Each year, local professional offices receive dozens of requests from hopeful students seeking summer intern positions. In past summers, NK Architects has hosted a selection of students in “traditional” intern programs – where the students gained experience by helping out staff on whichever projects needed extra attention in the office. But Stephen Aluotto, NK’s president and principal-in-charge of the firm’s educational projects, saw opportunity for a rethinking of the program.
“Each year we get requests from many of our clients and colleagues to meet with potential summer interns,” says Aluotto. “We thought it would be beneficial to compile a program that is more structured than the ‘traditional’ internship, and to enlist our younger staff in guiding the program.”
At NK, a group of young staff members, deemed the Young Professionals Forum (YPF), meets regularly to discuss the organization, projects, culture, and protocol of the firm. Aluotto formed the YPF to gather insight on NK’s strengths and weaknesses from a fresh perspective. “Our younger staff’s vision of our office environment isn’t as clouded as someone’s who has been working here 20 or 30 years and is used to the status quo,” he says. “They provide thoughts and suggestions that can prove to be beneficial to our leadership. One of my priorities has always been to monitor how we can improve our firm’s internal culture and ‘quality of life.’ I believe this group not only supports successful practice, but ultimately improves our product. Sustaining professional fulfillment and enjoying what we do is part of our mission here at NK.” Now, NK’s young professionals will share that insight with the firm’s summer interns.

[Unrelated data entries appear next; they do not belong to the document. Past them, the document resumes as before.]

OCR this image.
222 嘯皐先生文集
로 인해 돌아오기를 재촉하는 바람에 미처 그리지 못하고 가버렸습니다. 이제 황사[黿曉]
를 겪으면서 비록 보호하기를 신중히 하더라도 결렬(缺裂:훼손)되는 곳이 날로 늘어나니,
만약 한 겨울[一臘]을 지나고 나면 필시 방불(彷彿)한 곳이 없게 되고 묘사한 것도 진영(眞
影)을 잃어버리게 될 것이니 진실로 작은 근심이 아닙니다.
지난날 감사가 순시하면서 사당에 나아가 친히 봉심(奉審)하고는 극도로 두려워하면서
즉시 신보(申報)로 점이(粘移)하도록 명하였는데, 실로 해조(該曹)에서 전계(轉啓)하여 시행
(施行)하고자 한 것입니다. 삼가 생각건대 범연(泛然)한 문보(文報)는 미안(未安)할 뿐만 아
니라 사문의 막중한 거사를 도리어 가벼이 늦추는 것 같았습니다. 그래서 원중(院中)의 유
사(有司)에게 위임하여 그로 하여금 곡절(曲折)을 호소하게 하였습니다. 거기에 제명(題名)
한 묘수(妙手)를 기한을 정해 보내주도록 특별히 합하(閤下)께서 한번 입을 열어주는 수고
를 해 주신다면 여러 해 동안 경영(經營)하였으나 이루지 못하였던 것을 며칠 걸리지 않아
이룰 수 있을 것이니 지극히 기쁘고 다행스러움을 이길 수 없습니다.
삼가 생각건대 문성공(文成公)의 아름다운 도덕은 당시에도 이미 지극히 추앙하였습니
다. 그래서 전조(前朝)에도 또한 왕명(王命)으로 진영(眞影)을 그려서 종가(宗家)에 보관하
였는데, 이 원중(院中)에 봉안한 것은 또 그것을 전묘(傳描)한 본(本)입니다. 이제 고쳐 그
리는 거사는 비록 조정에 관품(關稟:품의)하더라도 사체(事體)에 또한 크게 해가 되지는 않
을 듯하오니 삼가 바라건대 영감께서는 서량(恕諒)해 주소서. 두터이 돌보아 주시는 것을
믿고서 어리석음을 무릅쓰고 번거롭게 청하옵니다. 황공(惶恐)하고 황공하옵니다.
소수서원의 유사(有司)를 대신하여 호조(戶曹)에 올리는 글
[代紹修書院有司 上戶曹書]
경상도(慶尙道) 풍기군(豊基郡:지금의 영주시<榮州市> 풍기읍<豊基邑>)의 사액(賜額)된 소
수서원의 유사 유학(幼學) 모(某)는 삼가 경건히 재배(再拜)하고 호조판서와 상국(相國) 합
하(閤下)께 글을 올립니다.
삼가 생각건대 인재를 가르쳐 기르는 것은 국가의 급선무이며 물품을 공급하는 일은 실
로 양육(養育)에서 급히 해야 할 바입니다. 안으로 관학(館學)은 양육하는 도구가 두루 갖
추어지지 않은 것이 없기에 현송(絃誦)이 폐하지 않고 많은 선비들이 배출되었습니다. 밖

These young professionals will get a chance to experience a leadership and mentor role by guiding NK’s 2010 Summer Intern Observation Program. Offered to local high school students who are considering entrance to an accredited school of architecture, the program will be a mini-internship – a compressed, three-day introduction to the inner-workings of a real professional practice.
“A lot of young students aren’t aware of exactly what practicing architecture as a profession involves,” says Jason Lee, a member of NK’s YPF. “Now they’ll get a chance to experience real-world practices firsthand.”
“Architecture is a diverse profession – part art, part science, and part diplomacy,” says Aluotto. “Successful architects must be skilled in these facets and also responsible to their communities and the environment.”
While some internships seem more like a crash-course in filing papers and preparing coffee, NK Architects’ program will immerse its high school participants in the professional world. The program aims to provide a more holistic experience in the industry than in traditional internships – and in a fraction of the time.
The students will learn about the firm’s various disciplines, attend project design meetings, and visit some of the firm’s projects under construction – right alongside NK’s full-time staff. The second day’s agenda calls for the students to complete a full design proposal and present it to the staff in a project pin-up meeting. A member of the YPF will host each component of the schedule to gain leadership experience in guiding the students through each task. The prospective architects will leave NK after three days with a better understanding of the full scale of the industry’s involvement in the design and construction process.
This is a program that not only benefits the participants in giving them a front-row view of an architectural practice. “It also gives our firm’s younger professionals a chance to share their experiences in the profession,” says Aluotto. “I think what these students will gain from this program is a better sense of the industry they’re entering – something traditional internships don’t always provide. I am confident that the participants will leave the program with an increased enthusiasm for the profession, and we’d certainly like to continue offering that kind of positive experience in the future.”